Pascal´s Principle in Compresssible Fluids

[DaTario]

Hi All,

When explaining Pascal´s Principle I had some bad time related to its application in compressible fluids. Correlation functions (forces in two points separated in space at the same time) came to my mind but at the end the doubt persists.

Is Pascal´s Principle valid for compressible fluids?
If not entirely, is it just a matter of higher fluctuations but in average it is valid?

Best wishes,

DaTario

 

[Chestermiller]

Hi All,

When explaining Pascal´s Principle I had some bad time related to its application in compressible fluids. Correlation functions (forces in two points separated in space at the same time) came to my mind but at the end the doubt persists.

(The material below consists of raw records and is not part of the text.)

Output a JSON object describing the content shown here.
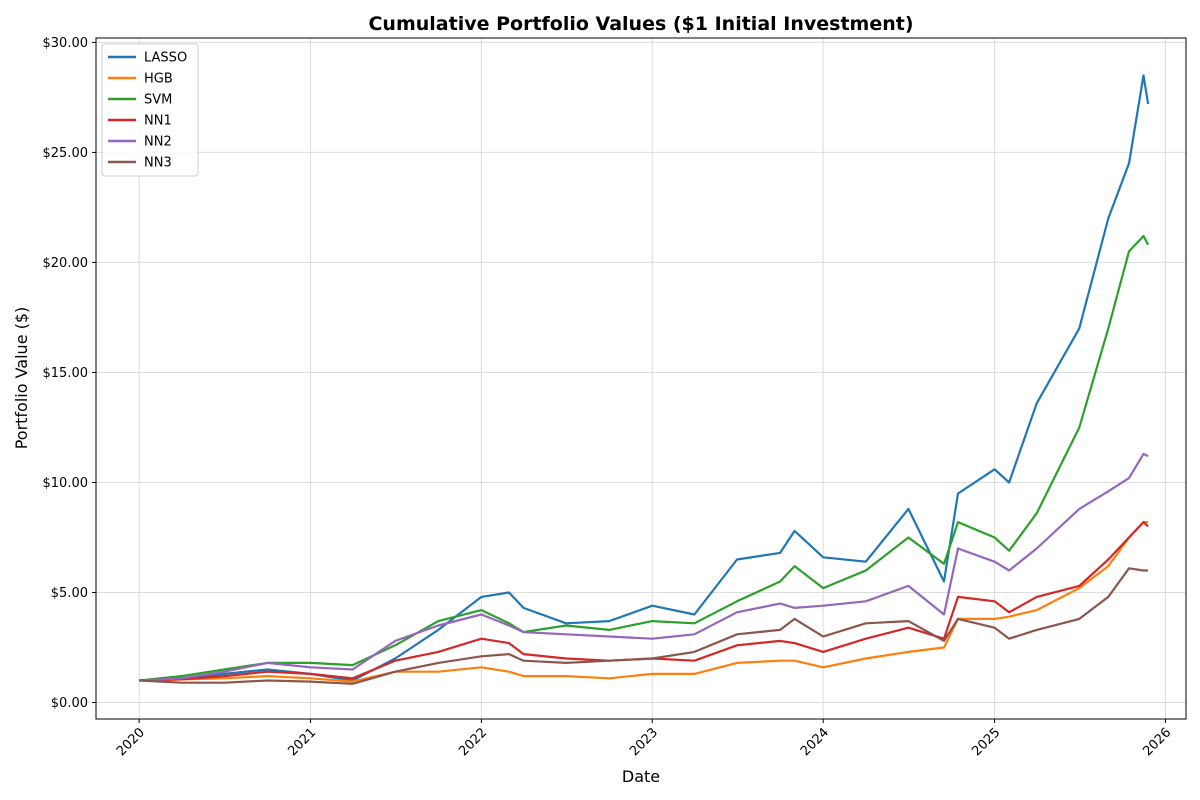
{
  "chart_data": {
    "type": "line",
    "title": "Cumulative Portfolio Values ($1 Initial Investment)",
    "xlabel": "Date",
    "ylabel": "Portfolio Value ($)",
    "x_ticks": [
      "2020",
      "2021",
      "2022",
      "2023",
      "2024",
      "2025",
      "2026"
    ],
    "y_ticks": [
      "$0.00",
      "$5.00",
      "$10.00",
      "$15.00",
      "$20.00",
      "$25.00",
      "$30.00"
    ],
    "ylim": [
      0,
      30
    ],
    "xlim": [
      "2020-01-01",
      "2026-01-01"
    ],
    "grid": true,
    "legend_position": "top-left",
    "x": [
      "2020-01-01",
      "2020-04-01",
      "2020-07-01",
      "2020-10-01",
      "2021-01-01",
      "2021-04-01",
      "2021-07-01",
      "2021-10-01",
      "2022-01-01",
      "2022-03-01",
      "2022-04-01",
      "2022-07-01",
      "2022-10-01",
      "2023-01-01",
      "2023-04-01",
      "2023-07-01",
      "2023-10-01",
      "2023-11-01",
      "2024-01-01",
      "2024-04-01",
      "2024-07-01",
      "2024-09-15",
      "2024-10-15",
      "2025-01-01",
      "2025-02-01",
      "2025-04-01",
      "2025-07-01",
      "2025-09-01",
      "2025-10-15",
      "2025-11-15",
      "2025-11-25"
    ],
    "series": [
      {
        "name": "LASSO",
        "color": "#1f77b4",
        "values": [
          1.0,
          1.1,
          1.3,
          1.5,
          1.3,
          1.0,
          2.0,
          3.3,
          4.8,
          5.0,
          4.3,
          3.6,
          3.7,
          4.4,
          4.0,
          6.5,
          6.8,
          7.8,
          6.6,
          6.4,
          8.8,
          5.5,
          9.5,
          10.6,
          10.0,
          13.6,
          17.0,
          22.0,
          24.5,
          28.5,
          27.2
        ]
      },
      {
        "name": "HGB",
        "color": "#ff7f0e",
        "values": [
          1.0,
          1.05,
          1.1,
          1.2,
          1.1,
          0.95,
          1.4,
          1.4,
          1.6,
          1.4,
          1.2,
          1.2,
          1.1,
          1.3,
          1.3,
          1.8,
          1.9,
          1.9,
          1.6,
          2.0,
          2.3,
          2.5,
          3.8,
          3.8,
          3.9,
          4.2,
          5.2,
          6.2,
          7.5,
          8.2,
          8.2
        ]
      },
      {
        "name": "SVM",
        "color": "#2ca02c",
        "values": [
          1.0,
          1.2,
          1.5,
          1.8,
          1.8,
          1.7,
          2.6,
          3.7,
          4.2,
          3.6,
          3.2,
          3.5,
          3.3,
          3.7,
          3.6,
          4.6,
          5.5,
          6.2,
          5.2,
          6.0,
          7.5,
          6.3,
          8.2,
          7.5,
          6.9,
          8.6,
          12.5,
          17.0,
          20.5,
          21.2,
          20.8
        ]
      },
      {
        "name": "NN1",
        "color": "#d62728",
        "values": [
          1.0,
          1.05,
          1.2,
          1.4,
          1.3,
          1.1,
          1.9,
          2.3,
          2.9,
          2.7,
          2.2,
          2.0,
          1.9,
          2.0,
          1.9,
          2.6,
          2.8,
          2.7,
          2.3,
          2.9,
          3.4,
          2.9,
          4.8,
          4.6,
          4.1,
          4.8,
          5.3,
          6.5,
          7.5,
          8.2,
          8.0
        ]
      },
      {
        "name": "NN2",
        "color": "#9467bd",
        "values": [
          1.0,
          1.1,
          1.4,
          1.8,
          1.6,
          1.5,
          2.8,
          3.5,
          4.0,
          3.5,
          3.2,
          3.1,
          3.0,
          2.9,
          3.1,
          4.1,
          4.5,
          4.3,
          4.4,
          4.6,
          5.3,
          4.0,
          7.0,
          6.4,
          6.0,
          7.0,
          8.8,
          9.6,
          10.2,
          11.3,
          11.2
        ]
      },
      {
        "name": "NN3",
        "color": "#8c564b",
        "values": [
          1.0,
          0.9,
          0.9,
          1.0,
          0.95,
          0.85,
          1.4,
          1.8,
          2.1,
          2.2,
          1.9,
          1.8,
          1.9,
          2.0,
          2.3,
          3.1,
          3.3,
          3.8,
          3.0,
          3.6,
          3.7,
          2.8,
          3.8,
          3.4,
          2.9,
          3.3,
          3.8,
          4.8,
          6.1,
          6.0,
          6.0
        ]
      }
    ]
  }
}
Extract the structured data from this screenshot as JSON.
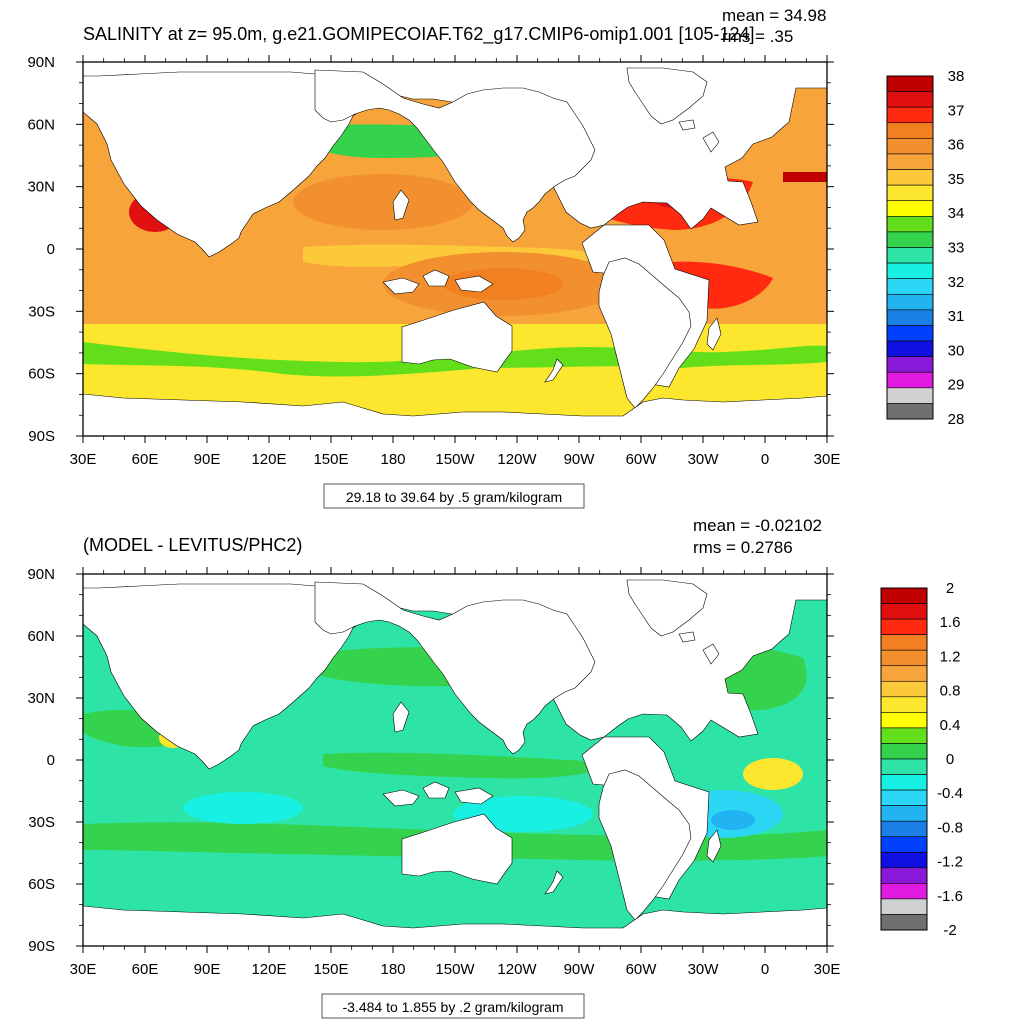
{
  "chart_data": [
    {
      "type": "heatmap",
      "title": "SALINITY at z=  95.0m, g.e21.GOMIPECOIAF.T62_g17.CMIP6-omip1.001 [105-124]",
      "stats": {
        "mean": "mean = 34.98",
        "rms": "rms = .35"
      },
      "lon_ticks": [
        "30E",
        "60E",
        "90E",
        "120E",
        "150E",
        "180",
        "150W",
        "120W",
        "90W",
        "60W",
        "30W",
        "0",
        "30E"
      ],
      "lat_ticks": [
        "90N",
        "60N",
        "30N",
        "0",
        "30S",
        "60S",
        "90S"
      ],
      "lon_range": [
        30,
        390
      ],
      "lat_range": [
        -90,
        90
      ],
      "colorbar": {
        "labels": [
          "38",
          "37",
          "36",
          "35",
          "34",
          "33",
          "32",
          "31",
          "30",
          "29",
          "28"
        ],
        "colors": [
          "#c00000",
          "#e01010",
          "#ff2a10",
          "#f28020",
          "#f29030",
          "#f7a43a",
          "#fcc93a",
          "#fde72e",
          "#ffff00",
          "#62df1a",
          "#35d24e",
          "#2ee3a6",
          "#18f0e4",
          "#2cd7f5",
          "#22b4f0",
          "#1a80e6",
          "#0040ff",
          "#1010e0",
          "#8a18d8",
          "#e01ae0",
          "#d0d0d0",
          "#707070"
        ]
      },
      "contour_info": "29.18 to 39.64 by .5 gram/kilogram",
      "xlabel": "",
      "ylabel": ""
    },
    {
      "type": "heatmap",
      "title": "(MODEL - LEVITUS/PHC2)",
      "stats": {
        "mean": "mean = -0.02102",
        "rms": "rms = 0.2786"
      },
      "lon_ticks": [
        "30E",
        "60E",
        "90E",
        "120E",
        "150E",
        "180",
        "150W",
        "120W",
        "90W",
        "60W",
        "30W",
        "0",
        "30E"
      ],
      "lat_ticks": [
        "90N",
        "60N",
        "30N",
        "0",
        "30S",
        "60S",
        "90S"
      ],
      "lon_range": [
        30,
        390
      ],
      "lat_range": [
        -90,
        90
      ],
      "colorbar": {
        "labels": [
          "2",
          "1.6",
          "1.2",
          "0.8",
          "0.4",
          "0",
          "-0.4",
          "-0.8",
          "-1.2",
          "-1.6",
          "-2"
        ],
        "colors": [
          "#c00000",
          "#e01010",
          "#ff2a10",
          "#f28020",
          "#f29030",
          "#f7a43a",
          "#fcc93a",
          "#fde72e",
          "#ffff00",
          "#62df1a",
          "#35d24e",
          "#2ee3a6",
          "#18f0e4",
          "#2cd7f5",
          "#22b4f0",
          "#1a80e6",
          "#0040ff",
          "#1010e0",
          "#8a18d8",
          "#e01ae0",
          "#d0d0d0",
          "#707070"
        ]
      },
      "contour_info": "-3.484 to 1.855 by .2 gram/kilogram",
      "xlabel": "",
      "ylabel": ""
    }
  ],
  "colors": {
    "land": "#ffffff",
    "frame": "#000000",
    "salinity_background": "#f7a43a",
    "salinity_subtropics": "#f29030",
    "salinity_core": "#f28020",
    "salinity_atlantic_max": "#ff2a10",
    "salinity_atlantic_core": "#e01010",
    "salinity_tropics": "#fcc93a",
    "salinity_southern": "#fde72e",
    "salinity_southern_low": "#62df1a",
    "salinity_arctic": "#2ee3a6",
    "diff_background": "#2ee3a6",
    "diff_positive": "#35d24e",
    "diff_positive_high": "#fde72e",
    "diff_negative": "#18f0e4",
    "diff_negative_strong": "#2cd7f5",
    "diff_arctic": "#1a80e6",
    "diff_arctic_core": "#8a18d8",
    "diff_arctic_min": "#e01ae0"
  }
}
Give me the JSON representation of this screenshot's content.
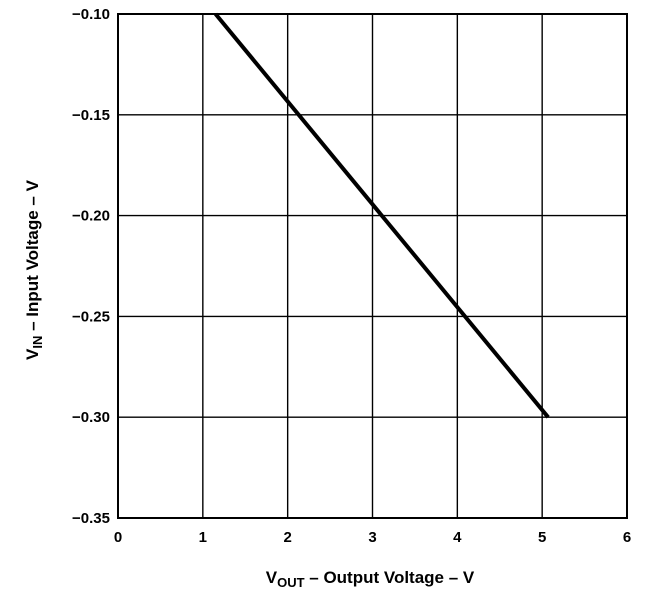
{
  "chart_data": {
    "type": "line",
    "title": "",
    "xlabel": {
      "main": "V",
      "sub": "OUT",
      "rest": " – Output Voltage – V"
    },
    "ylabel": {
      "main": "V",
      "sub": "IN",
      "rest": " – Input Voltage – V"
    },
    "xlim": [
      0,
      6
    ],
    "ylim": [
      -0.35,
      -0.1
    ],
    "grid": true,
    "x_ticks": [
      0,
      1,
      2,
      3,
      4,
      5,
      6
    ],
    "x_tick_labels": [
      "0",
      "1",
      "2",
      "3",
      "4",
      "5",
      "6"
    ],
    "y_ticks": [
      -0.1,
      -0.15,
      -0.2,
      -0.25,
      -0.3,
      -0.35
    ],
    "y_tick_labels": [
      "−0.10",
      "−0.15",
      "−0.20",
      "−0.25",
      "−0.30",
      "−0.35"
    ],
    "series": [
      {
        "x": [
          1.15,
          5.07
        ],
        "y": [
          -0.1,
          -0.3
        ]
      }
    ],
    "colors": {
      "line": "#000000",
      "grid": "#000000"
    }
  }
}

Is Pascal´s Principle valid for compressible fluids?
If not entirely, is it just a matter of higher fluctuations but in average it is valid?

Best wishes,

DaTario

Pascal's Principle says that, at a given location in a fluid, the pressure acts equally in all directions. That means that, if you place a tiny element of surface area at a given location in a fluid and vary its orientation, the force acting on the element of surface area will not change. Pascal's Principle doesn't say anything about how the pressure varies from location to location. So, yes, for an incompressible fluid, Pascal's Principle still applies.

 

[DaTario]

"A change in pressure at any point in an enclosed fluid at rest is transmitted undiminished to all points in the fluid."

I think this text suggests that it is not a purely local statement. It has to do with comparison / correlation between pressures at different positions, hasn´t it?

P.S. I was addressing the question of compressible fluids, not incompressible.

Best Regards, Chestermiller.

DaTario

 

[Chestermiller]

"A change in pressure at any point in an enclosed fluid at rest is transmitted undiminished to all points in the fluid."

I think this text suggests that it is not a purely local statement. It has to do with comparison / correlation between pressures at different positions, hasn´t it?

That's not my understanding of Pascal's Principle. However, the statement will be correct for an incompressible fluid. It will not be correct for a compressible fluid in a gravitational field.

P.S. I was addressing the question of compressible fluids, not incompressible.

Oops. I meant compressible in what I answered.

 

[DaTario]

It seems that from the isotropy you mentioned one can arrive to this nonlocal property.

 

[Chestermiller]

It seems that from the isotropy you mentioned one can arrive to this nonlocal property.

Why don't you just do an analysis for the case of a constant mass of ideal gas in a gravitational field that satisfies the equation $dp/dz=-\rho g$, where $\rho=\frac{pM}{RT}$ (where the gas is in a closed container) and see what you get it you change the volume? See if the pressure changes uniformly or not.

 

[DaTario]

Stevin´s Theorem is consistent with Pascal´s Principle, but in a stationary regime. Once you move the piston I believe the pressure takes some time (in compressible fluids) to increase accordingly.

 

[Chestermiller]

Stevin´s Theorem is consistent with Pascal´s Principle, but in a stationary regime. Once you move the piston I believe the pressure takes some time (in compressible fluids) to increase accordingly.

I mean when the system re-equilibrates.

 

[Chestermiller]

For the case of an ideal gas in a container, the pressure at the bottom minus the pressure at the top is given by:
$$p_B-p_T=\frac{mg}{A}$$where A is the cross sectional area of the container and m is the mass of gas. If we increase the temperature in the container (to raise the pressure everywhere) this relationship won't change, and, if we lower the top of the container (to decrease the volume and increase the pressure everywhere) this relationship won't change. So, in a way, for these cases, the pressure does increase uniformly.

 

[DaTario]

For the case of an ideal gas in a container, the pressure at the bottom minus the pressure at the top is given by:
$$p_B-p_T=\frac{mg}{A}$$where A is the cross sectional area of the container and m is the mass of gas. If we increase the temperature in the container (to raise the pressure everywhere) this relationship won't change, and, if we lower the top of the container (to decrease the volume and increase the pressure everywhere) this relationship won't change. So, in a way, for these cases, the pressure does increase uniformly.

Very good approach. But we must bear in mind that this equation describes stationary regimes.
Thank you,
DaTario

 

[boneh3ad]

Of course a pressure change is not going to be instantaneous in a compressible medium (which is every medium in reality). Pressure changes at one point will propagate through the container at the speed of sound in all directions. Eventually it will reach equilibrium again (fairly quickly).